Joseph T. "Jody" Landers III, executive vice president of the Realtors board, looked at all listings as of June 2. He calculated the months of supply by dividing homes for sale by the average pace of sales in the first five months of the year.
Which Baltimore-area jurisdiction do you think is the toughest sell above $560,000? Below?
See if your guess is right:
Howard County:
Below -- 5 months
Above -- 15 months
--
Baltimore County:
Below -- 8 months
Above -- 24 months
--
Anne Arundel County:
Below -- 8 months
Above -- 26 months
--
Harford County:
Below -- 9 months
Above -- 36 months
--
Carroll County:
Below -- 10 months
Above -- 37 months
--
Baltimore City:
Below -- 12 months
Above -- 24 months
--
Howard County has the smallest months of supply for both categories, though it's still a lot lower for the below-$560 homes than the ones above. (With five months of supply, the county probably doesn't feel like a buyer's market in the below-$560,000 range.)
Baltimore City has the largest months-supply figure for the lower-price category, but its above-$560 situation is a heck of a lot better than Carroll or Harford's. In those two counties, the queue of homes in the pricier category would last three years -- years -- at the current pace of sales.
"Other than Howard County, all of the Baltimore metro subdivisions appear to have a severe glut of houses priced over $560K," Landers noted.







Comments
The fix for this problem is so simple - houses priced above the jumbo line just need to move the price below it!!
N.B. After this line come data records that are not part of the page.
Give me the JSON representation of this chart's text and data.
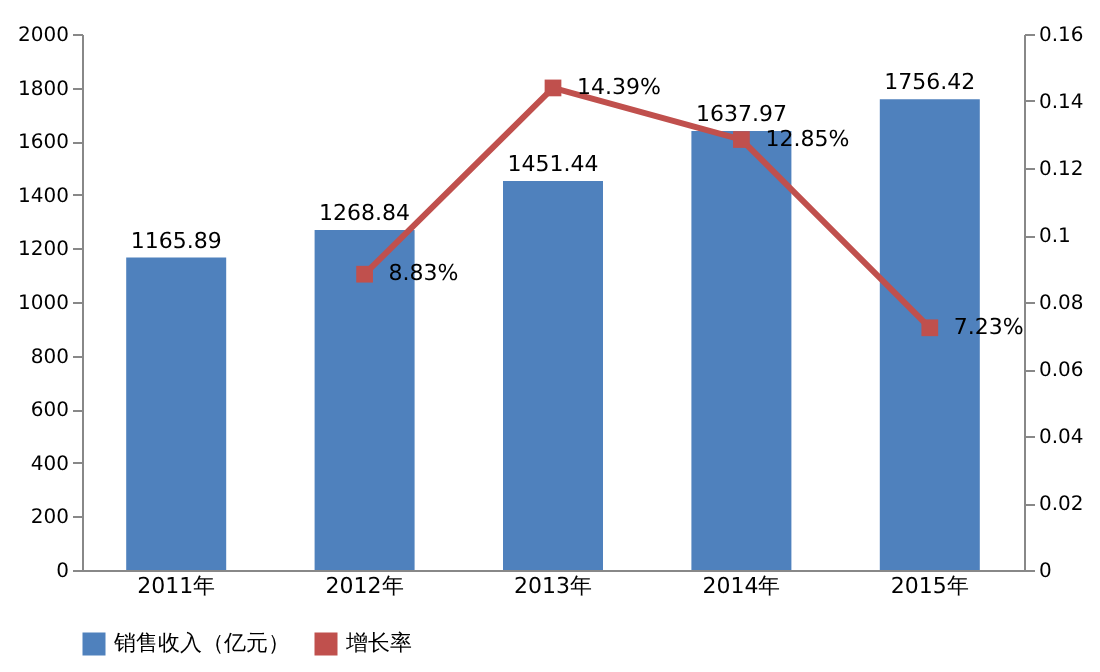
{
  "chart_data": {
    "type": "bar",
    "categories": [
      "2011年",
      "2012年",
      "2013年",
      "2014年",
      "2015年"
    ],
    "series": [
      {
        "name": "销售收入（亿元）",
        "color": "#4f81bd",
        "values": [
          1165.89,
          1268.84,
          1451.44,
          1637.97,
          1756.42
        ],
        "value_labels": [
          "1165.89",
          "1268.84",
          "1451.44",
          "1637.97",
          "1756.42"
        ]
      },
      {
        "name": "增长率",
        "type": "line",
        "axis": "y2",
        "color": "#c0504d",
        "marker": "square",
        "values": [
          null,
          0.0883,
          0.1439,
          0.1285,
          0.0723
        ],
        "value_labels": [
          null,
          "8.83%",
          "14.39%",
          "12.85%",
          "7.23%"
        ]
      }
    ],
    "ylim": [
      0,
      2000
    ],
    "yticks": [
      0,
      200,
      400,
      600,
      800,
      1000,
      1200,
      1400,
      1600,
      1800,
      2000
    ],
    "y2lim": [
      0,
      0.16
    ],
    "y2ticks": [
      0,
      0.02,
      0.04,
      0.06,
      0.08,
      0.1,
      0.12,
      0.14,
      0.16
    ],
    "grid": false,
    "legend": "bottom"
  }
}
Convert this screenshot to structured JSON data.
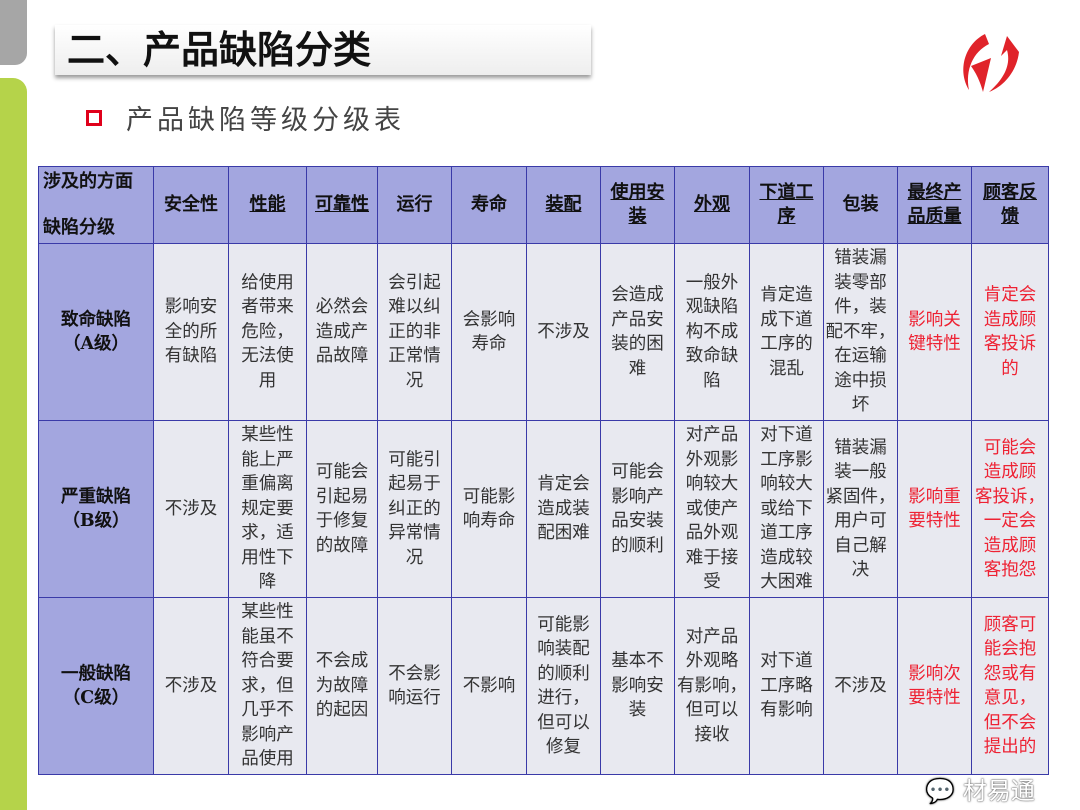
{
  "slide": {
    "title": "二、产品缺陷分类",
    "subtitle": "产品缺陷等级分级表",
    "accent": "#e0001b",
    "watermark": "材易通"
  },
  "table": {
    "corner_top": "涉及的方面",
    "corner_bottom": "缺陷分级",
    "headers": [
      {
        "label": "安全性",
        "underline": false
      },
      {
        "label": "性能",
        "underline": true
      },
      {
        "label": "可靠性",
        "underline": true
      },
      {
        "label": "运行",
        "underline": false
      },
      {
        "label": "寿命",
        "underline": false
      },
      {
        "label": "装配",
        "underline": true
      },
      {
        "label": "使用安\n装",
        "underline": true
      },
      {
        "label": "外观",
        "underline": true
      },
      {
        "label": "下道工\n序",
        "underline": true
      },
      {
        "label": "包装",
        "underline": false
      },
      {
        "label": "最终产\n品质量",
        "underline": true
      },
      {
        "label": "顾客反\n馈",
        "underline": true
      }
    ],
    "rows": [
      {
        "level": "致命缺陷\n（A级）",
        "cells": [
          "影响安\n全的所\n有缺陷",
          "给使用\n者带来\n危险，\n无法使\n用",
          "必然会\n造成产\n品故障",
          "会引起\n难以纠\n正的非\n正常情\n况",
          "会影响\n寿命",
          "不涉及",
          "会造成\n产品安\n装的困\n难",
          "一般外\n观缺陷\n构不成\n致命缺\n陷",
          "肯定造\n成下道\n工序的\n混乱",
          "错装漏\n装零部\n件，装\n配不牢，\n在运输\n途中损\n坏",
          "影响关\n键特性",
          "肯定会\n造成顾\n客投诉\n的"
        ]
      },
      {
        "level": "严重缺陷\n（B级）",
        "cells": [
          "不涉及",
          "某些性\n能上严\n重偏离\n规定要\n求，适\n用性下\n降",
          "可能会\n引起易\n于修复\n的故障",
          "可能引\n起易于\n纠正的\n异常情\n况",
          "可能影\n响寿命",
          "肯定会\n造成装\n配困难",
          "可能会\n影响产\n品安装\n的顺利",
          "对产品\n外观影\n响较大\n或使产\n品外观\n难于接\n受",
          "对下道\n工序影\n响较大\n或给下\n道工序\n造成较\n大困难",
          "错装漏\n装一般\n紧固件，\n用户可\n自己解\n决",
          "影响重\n要特性",
          "可能会\n造成顾\n客投诉，\n一定会\n造成顾\n客抱怨"
        ]
      },
      {
        "level": "一般缺陷\n（C级）",
        "cells": [
          "不涉及",
          "某些性\n能虽不\n符合要\n求，但\n几乎不\n影响产\n品使用",
          "不会成\n为故障\n的起因",
          "不会影\n响运行",
          "不影响",
          "可能影\n响装配\n的顺利\n进行，\n但可以\n修复",
          "基本不\n影响安\n装",
          "对产品\n外观略\n有影响，\n但可以\n接收",
          "对下道\n工序略\n有影响",
          "不涉及",
          "影响次\n要特性",
          "顾客可\n能会抱\n怨或有\n意见，\n但不会\n提出的"
        ]
      }
    ],
    "red_columns": [
      10,
      11
    ],
    "header_bg": "#a3a6df",
    "cell_bg": "#e8e9f0",
    "border": "#3a3aa8",
    "red_text": "#ee2233"
  }
}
Posted by: Darwin Rules | June 14, 2010 11:59 AM
Jamie-
I would like to know how these numbers look if you use a different dollar amt, say 400k or even 350k. Based on what i am seeing. Almost nohting sells above 350k. That will skew the numbers even worse as it should. When we were growing up, the people that had 300k homes were the rich people. Guess what? They still are.
Posted by: elwood | June 16, 2010 3:34 PM
Elwood, I've done that analysis before and I can do it again. I'll put it on my to-do list. Thanks for the suggestion.